I sit down with data center managers and other IT professionals all the time and one of the things we start undoubtedly talking about is ‘the future’ of IT. In fact everyone in IT loves to talk about the future of IT since there is simply SO MUCH transformation going on these days. Now the vast majority of us have been in IT for 25 years or so and I can genuinely say that I have never seen such a breakneck pace of change for all aspects of the data center and IT infrastructure in my generation.
While many of those ‘future’ discussions start with the state of the industry very generically, these discussions quickly zero in on the state of THEIR IT FUTURE. While the state of the industry is curious and exciting to most, it is how that change will affect their own world that is of primary importance. And all of that change is being viewed with a fresh new set of ‘business colored glasses’. So while it’s still fun to talk about Ethernet Port speeds and new capabilities of Windows Server (oh boy) a higher priority discussion revolves around the costs to deliver IT “products” or as sometimes referred to as IT services. (e.g. a user’s email capability). And with worldwide spending on IT in 2014 of more than $3.7 Trillion dollars, you can bet there are a lot of people involved and a lot of financial analysts asking some pretty tough questions.
So that brings me to the topic of “computing styles”. 15 years ago, we didn’t really have ‘styles’ of computing. Prior to that time, everyone had a data center if they wanted to do computing. Any organization that relied on IT built big data centers. They did so on land that they bought, in buildings that they constructed, and they filled these structures with gear that they purchased. This was pretty standard fare for most of the 80′s and 90′s.

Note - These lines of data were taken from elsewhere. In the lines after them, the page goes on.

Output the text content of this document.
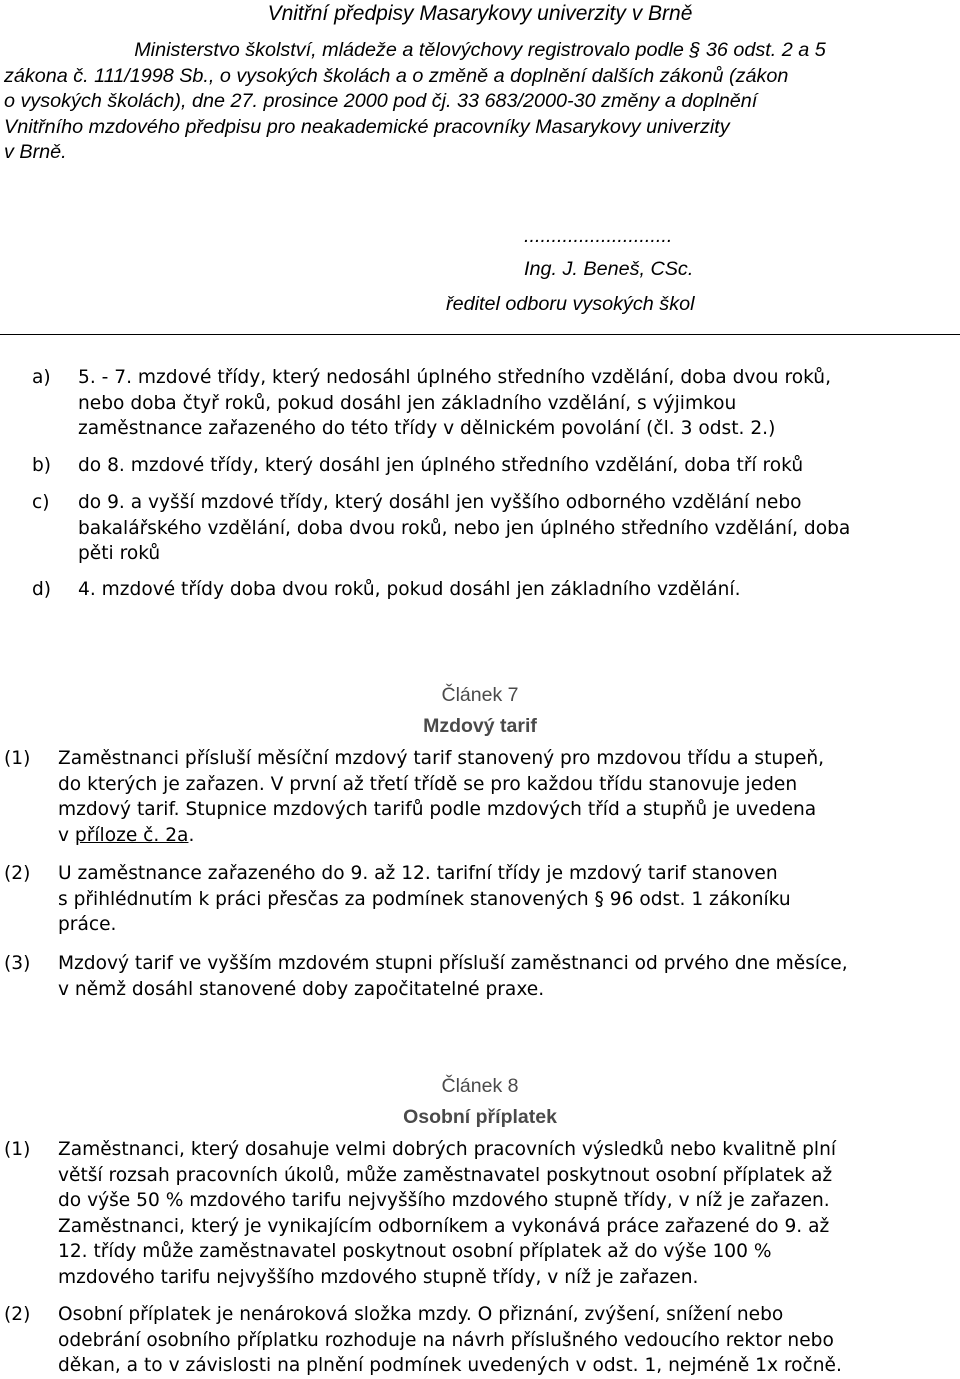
Vnitřní předpisy Masarykovy univerzity v Brně
Ministerstvo školství, mládeže a tělovýchovy registrovalo podle § 36 odst. 2 a 5
zákona č. 111/1998 Sb., o vysokých školách a o změně a doplnění dalších zákonů (zákon
o vysokých školách), dne 27. prosince 2000 pod čj. 33 683/2000-30 změny a doplnění
Vnitřního mzdového předpisu pro neakademické pracovníky Masarykovy univerzity
v Brně.
...........................
Ing. J. Beneš, CSc.
ředitel odboru vysokých škol
a) 5. - 7. mzdové třídy, který nedosáhl úplného středního vzdělání, doba dvou roků,
nebo doba čtyř roků, pokud dosáhl jen základního vzdělání, s výjimkou
zaměstnance zařazeného do této třídy v dělnickém povolání (čl. 3 odst. 2.)
b) do 8. mzdové třídy, který dosáhl jen úplného středního vzdělání, doba tří roků
c) do 9. a vyšší mzdové třídy, který dosáhl jen vyššího odborného vzdělání nebo
bakalářského vzdělání, doba dvou roků, nebo jen úplného středního vzdělání, doba
pěti roků
d) 4. mzdové třídy doba dvou roků, pokud dosáhl jen základního vzdělání.
Článek 7
Mzdový tarif
(1) Zaměstnanci přísluší měsíční mzdový tarif stanovený pro mzdovou třídu a stupeň,
do kterých je zařazen. V první až třetí třídě se pro každou třídu stanovuje jeden
mzdový tarif. Stupnice mzdových tarifů podle mzdových tříd a stupňů je uvedena
v příloze č. 2a.
(2) U zaměstnance zařazeného do 9. až 12. tarifní třídy je mzdový tarif stanoven
s přihlédnutím k práci přesčas za podmínek stanovených § 96 odst. 1 zákoníku
práce.
(3) Mzdový tarif ve vyšším mzdovém stupni přísluší zaměstnanci od prvého dne měsíce,
v němž dosáhl stanovené doby započitatelné praxe.
Článek 8
Osobní příplatek
(1) Zaměstnanci, který dosahuje velmi dobrých pracovních výsledků nebo kvalitně plní
větší rozsah pracovních úkolů, může zaměstnavatel poskytnout osobní příplatek až
do výše 50 % mzdového tarifu nejvyššího mzdového stupně třídy, v níž je zařazen.
Zaměstnanci, který je vynikajícím odborníkem a vykonává práce zařazené do 9. až
12. třídy může zaměstnavatel poskytnout osobní příplatek až do výše 100 %
mzdového tarifu nejvyššího mzdového stupně třídy, v níž je zařazen.
(2) Osobní příplatek je nenároková složka mzdy. O přiznání, zvýšení, snížení nebo
odebrání osobního příplatku rozhoduje na návrh příslušného vedoucího rektor nebo
děkan, a to v závislosti na plnění podmínek uvedených v odst. 1, nejméně 1x ročně.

Then the we watched in horror throughout the troubling years of 2000-2010. We took a double-whammy in that decade; 1) The DOT-COM melt-down in 2000 and 2) The ECONOMY melt-down of 2008. What these did is provide extreme motivation to develop and promote alternative and much more cost-effective business models for computing. Putting aside the related changes in end-users business needs themselves for a moment, these Enterprises now had a handful of choices or ‘styles’ for computing.
- In-House – characterized by brick and mortar construction, large upfront costs, and complete responsibility for all aspects of its operation and usage. In many circles, this in-house capability is being re-tooled to behave as a ‘private cloud’.
- Co-Location – much like an in-house Data Center, but the cement and MEP gear is provided, essentially as a service. Enterprises ‘rent’ space that comes with power and cooling and network connectivity.
- Cloud – the hyperscale data centers with tens or hundreds of thousands of servers, running specialized software for self-service and quick provisioning which provide the ability to purchase computing by the transaction, eliminating all other operational concerns. Usually “Cloud” is the shorthand for “Public Cloud”.
- Modular – think of a small in-house data center that can be transported to site in 500kW increments, stood-up in just weeks rather than years, and can be tuned for specific cookie-cutter business needs without impacting other portions of the IT structure.
Most importantly, IT professionals that get the big business picture realize that their own infrastructure WILL NOT be changed overnight. In fact all four of these styles will exist in various combinations across their own span of control for years to come. If asked, most IT professionals will say something like “I am going to the Cloud” but what they really mean is that their strategy is to utilize a growing percentage of their computing needs via transactional cloud-oriented computing, focusing more on transactions and transactional costs rather than floor tiles or servers. Its not black and white, it’s about the mix of these styles over time.
Now the beauty of computing styles is the litany of startups and public companies alike that are dealing with the TRANSITIONS and MIGRATIONS between these styles. Say for instance a company already owns 100,000 square feet of data center space that is less than 3 years old. But say they need to augment their capacity with more transactions twice a year. Why not just add public cloud transactions to their own transaction handling capability? It turns out you can! Startups and open source projects make the migration of workloads as simple as clicking a mouse, or in some cases completely automated based upon demand.
Workload management is the key to business efficiency, and one of the most critical facets of workload management is identifying the cost to deliver work. With $3.7Trillion in spending on the line, do you know what your costs are to process each unit of your work, and do you know if it would be more or less per unit of work to shift from one style to another? Do you have transition plans and technologies to move workloads dynamically to leverage each style based upon demand or time? Can you handle demand peaks effectively or have you over provisioned resources which sit idle for most of their life? These are the tough questions on the table today.
Anyone want go back to simpler times when we all talked about the raw throughput or size of the address tables inside 48-port Ethernet switches?